NATO ministers discuss boosting eastern front forces

BRUSSELS — NATO defense ministers gathered Thursday for talks focusing on bolstering forces and deterrence along the military alliance’s eastern borders to dissuade Russia from planning further aggression.

The war by the Kremlin in Ukraine since February has led allies to rethink strategies and to agree that NATO forces should be present in greater numbers on that flank. They have already beefed up the deployment of troops and material, and now want to guarantee a long-term presence of forces.

In response to the invasion of Ukraine, NATO says it has placed more than 40,000 troops under its direct command, mainly on the eastern front.

NATO Secretary General Jens Stoltenberg said allies will take decisions on the scale of their posture for the the longer term “to ensure that we can defend every inch of allied territory.”

More forward-deployed combat formations are in the works, Stoltenberg told reporters, and battlegroups on NATO’s eastern border will see more air, sea and cyber defenses, as well as strengthened pre-positioned equipment and weapons stockpiles. More NATO exercises, further east, are in discussion as well.

“NATO must maintain credible deterrence and strong defense,” Stoltenberg said. “Today, ministers addressed the scale and the size of our future posture, and how we can step up across all domains, with substantial strengthening our presence, capabilities and readiness.”

Ministers are expected to finalize a new force model, which would see more troops at higher readiness and specific personnel preassigned to the defense of specific allies to enable much faster reinforcement, Stoltenberg said.

“What often takes time is to move heavy stuff, to move the armored vehicles, ammunition and supplies,” but pre-positioning more weapons and equipment would make it “much easier and faster to reinforce when needed,” Stoltenberg said

The meeting of defense ministers came ahead of a June 29-30 NATO summit in Madrid that will seek to set a determined course for the alliance in the coming years.

Germany has already announced its plans to strengthen its engagement in Lithuania, while France wants to increase its presence in Romania, where it plans to have deployed 1,000 troops reinforced with Leclerc tanks by the end of the year.

Artis Pabriks, the Latvian defense minister, said the military alliance should position larger armed forces and material in Baltic countries.

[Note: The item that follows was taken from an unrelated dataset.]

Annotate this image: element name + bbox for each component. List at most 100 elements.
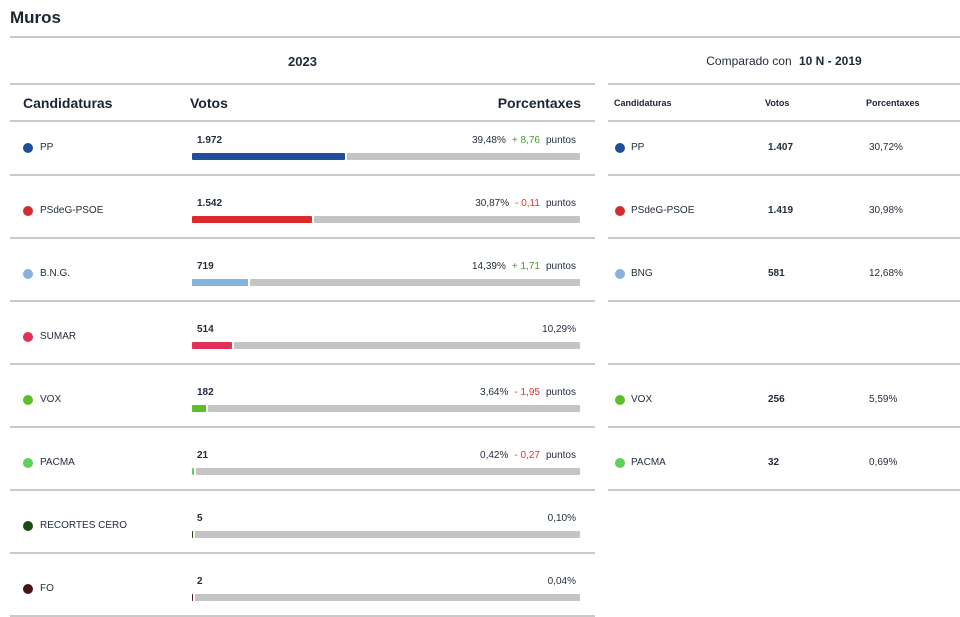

“We want an improved planning, we want a headquarters structure, we want pre-positioning of different types of equipment, so if a crisis would come we should not wait,” he said.

Discussions in Brussels will also focus on the need for more defense spending, Stoltenberg said, with the bids from Sweden and Finland to join the alliance also on the table.

Stoltenberg saluted the United States’ decision to send an additional $1 billion in military aid to Ukraine and said NATO allies are “prepared to continue to provide substantial, unprecedented support” to the country.

The latest package, the U.S. said, includes anti-ship missile launchers, howitzers and more rounds for the High Mobility Artillery Rocket Systems, on which U.S. forces are training Ukrainian troops. All are key weapons systems that Ukrainian leaders have urgently requested as they battle to stall Russia’s slow but steady march to conquer the eastern Donbas region.

Speaking alongside Stoltenberg, U.S. Defense Secretary Lloyd Austin praised the “historic decision” by Finland and Sweden to apply for NATO membership, expressing his hopes that discussions will continue to progress favorably.

Turkey has clearly voiced its opposition to the Nordic pair’s NATO accession, and Stoltenberg has been working to break the deadlock. Turkish President Recep Tayyip Erdoğan insists Finland and Sweden must show more respect for Turkish sensitivities about terrorism. He is refusing to budge over what he says is their alleged support for Kurdish militants.

Joe Gould in Washington contributed to this report.